A segunda tentação: “Dar-te-ei todo poder e a glória desses reinos, porque me foram dados...”  É a tentação de usar o poder político para instaurar o Reino de Deus. É a tentação do domínio e do serviço, entre a competição e a solidariedade, entre a exploração e a disponibilidade. Até os discípulos e, d’entre eles Pedro esperavam que Jesus usasse o poder político: Jesus recrimina a Pedro e diz: “Afasta-te de mim satanás, porque não pensas como Deus mas como os homens.
A terceira tentação: o sucesso, o milagre para impressionar o povo: “lança-te do pináculo do templo pois está escrito que os anjos te guardarão...”  Seria um espetáculo impressionante perante a multidão que se apinhava no pátio do templo...

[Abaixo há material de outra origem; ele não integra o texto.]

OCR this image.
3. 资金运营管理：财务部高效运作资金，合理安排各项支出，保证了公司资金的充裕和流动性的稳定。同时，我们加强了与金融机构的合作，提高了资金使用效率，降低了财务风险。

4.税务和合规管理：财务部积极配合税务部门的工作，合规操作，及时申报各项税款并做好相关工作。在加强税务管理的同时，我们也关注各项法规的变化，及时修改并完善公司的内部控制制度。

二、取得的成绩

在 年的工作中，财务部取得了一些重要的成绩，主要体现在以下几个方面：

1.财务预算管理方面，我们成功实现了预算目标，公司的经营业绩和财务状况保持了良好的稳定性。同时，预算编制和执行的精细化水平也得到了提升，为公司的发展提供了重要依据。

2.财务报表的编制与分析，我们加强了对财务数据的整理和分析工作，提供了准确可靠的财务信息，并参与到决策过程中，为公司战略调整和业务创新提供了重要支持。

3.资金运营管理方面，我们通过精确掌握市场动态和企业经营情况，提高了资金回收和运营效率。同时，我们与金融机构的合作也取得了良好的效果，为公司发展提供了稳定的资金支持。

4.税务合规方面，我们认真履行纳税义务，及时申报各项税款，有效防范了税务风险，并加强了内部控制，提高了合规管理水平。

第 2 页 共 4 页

É comum o povo pedir sinais a Deus para crer. O psicólogo Gustav Jung afirma que o ser humano é habitado por um arquétipo: o fascínio pelo maravilhoso. Tudo o que vem de Deus tem que ser grande, maravilhoso, espetacular, fascinante.  Daí a crença fácil em milagres e aparições. Quando os adversários de Jesus pedem sinais do céu, Jesus responde: “ esta geração perversa pede sinais, mas não lhes será dado outro sinal senão o sinal do profeta Jonas...

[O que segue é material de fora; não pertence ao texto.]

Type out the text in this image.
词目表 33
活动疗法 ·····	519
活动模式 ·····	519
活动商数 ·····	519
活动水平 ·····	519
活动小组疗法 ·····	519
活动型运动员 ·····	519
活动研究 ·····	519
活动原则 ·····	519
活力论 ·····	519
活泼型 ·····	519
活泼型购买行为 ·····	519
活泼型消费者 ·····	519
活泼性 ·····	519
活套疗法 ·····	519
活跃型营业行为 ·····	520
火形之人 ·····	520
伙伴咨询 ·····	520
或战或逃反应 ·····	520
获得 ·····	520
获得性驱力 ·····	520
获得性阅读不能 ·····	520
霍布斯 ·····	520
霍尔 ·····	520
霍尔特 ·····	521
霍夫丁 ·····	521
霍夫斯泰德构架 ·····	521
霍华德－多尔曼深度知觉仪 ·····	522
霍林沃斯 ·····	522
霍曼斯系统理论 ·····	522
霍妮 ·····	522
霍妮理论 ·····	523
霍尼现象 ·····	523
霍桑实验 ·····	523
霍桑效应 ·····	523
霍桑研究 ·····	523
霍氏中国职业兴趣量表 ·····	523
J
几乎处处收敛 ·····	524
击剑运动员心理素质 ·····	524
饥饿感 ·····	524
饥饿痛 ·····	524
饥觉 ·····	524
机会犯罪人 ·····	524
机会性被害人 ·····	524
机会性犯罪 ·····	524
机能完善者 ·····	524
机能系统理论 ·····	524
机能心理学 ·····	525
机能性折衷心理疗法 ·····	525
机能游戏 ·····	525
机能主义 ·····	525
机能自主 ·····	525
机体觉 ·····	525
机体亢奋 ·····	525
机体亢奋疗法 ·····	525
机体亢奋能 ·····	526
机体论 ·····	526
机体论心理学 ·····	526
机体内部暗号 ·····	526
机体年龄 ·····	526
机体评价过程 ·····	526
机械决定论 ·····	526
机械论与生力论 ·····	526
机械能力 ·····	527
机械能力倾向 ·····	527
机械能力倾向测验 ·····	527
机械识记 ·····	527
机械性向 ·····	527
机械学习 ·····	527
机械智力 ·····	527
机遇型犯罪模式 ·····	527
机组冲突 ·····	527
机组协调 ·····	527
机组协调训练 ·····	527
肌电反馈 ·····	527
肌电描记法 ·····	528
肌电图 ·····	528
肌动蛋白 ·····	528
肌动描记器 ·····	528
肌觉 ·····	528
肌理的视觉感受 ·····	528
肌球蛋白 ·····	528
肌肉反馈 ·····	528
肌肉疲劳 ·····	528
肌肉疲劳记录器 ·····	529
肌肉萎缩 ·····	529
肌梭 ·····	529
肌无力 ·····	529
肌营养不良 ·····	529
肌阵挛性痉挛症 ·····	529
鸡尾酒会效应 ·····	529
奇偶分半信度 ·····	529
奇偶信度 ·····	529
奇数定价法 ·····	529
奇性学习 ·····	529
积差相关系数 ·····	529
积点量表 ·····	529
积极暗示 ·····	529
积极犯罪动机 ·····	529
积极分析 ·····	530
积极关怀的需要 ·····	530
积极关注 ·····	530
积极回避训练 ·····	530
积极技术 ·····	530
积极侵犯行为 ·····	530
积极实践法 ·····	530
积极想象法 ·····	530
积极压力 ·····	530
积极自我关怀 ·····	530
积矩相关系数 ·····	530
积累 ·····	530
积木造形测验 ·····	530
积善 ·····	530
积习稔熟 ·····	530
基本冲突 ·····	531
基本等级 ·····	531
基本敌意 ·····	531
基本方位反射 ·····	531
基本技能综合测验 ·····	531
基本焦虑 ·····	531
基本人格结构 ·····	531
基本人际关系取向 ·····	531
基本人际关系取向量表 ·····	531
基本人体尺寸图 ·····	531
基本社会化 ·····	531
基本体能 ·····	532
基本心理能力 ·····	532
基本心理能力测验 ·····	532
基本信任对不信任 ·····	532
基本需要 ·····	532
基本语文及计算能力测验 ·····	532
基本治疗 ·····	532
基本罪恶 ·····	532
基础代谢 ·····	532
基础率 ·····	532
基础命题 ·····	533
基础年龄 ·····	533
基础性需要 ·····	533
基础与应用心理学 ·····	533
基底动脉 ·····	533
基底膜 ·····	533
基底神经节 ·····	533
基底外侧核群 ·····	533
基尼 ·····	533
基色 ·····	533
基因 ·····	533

Talvez fuja da nossa percepção, mas nós cedemos a esta tentação toda vez que exigimos de Deus sinais do seu amor. Ao dizermos: Senhor, se me amas, ajuda-me a encontrar um bom emprego, ajuda-me conseguir um bom resultado nos exames, restitui a saúde a meu avô... Aí o milagre não acontece e eis que a nossa fé vacila, julgamos que Deus não nos ama, duvidamos até que exista. Não podemos pedir a Deus que nos livre (na base de milagres) de todas as dificuldades. Temos que pedir-lhe, isto sim, em qualquer situação, agradável ou triste, nos conceda a luz e a força para sairmos sempre vencedores, isto é, mais amadurecidos, mais homens.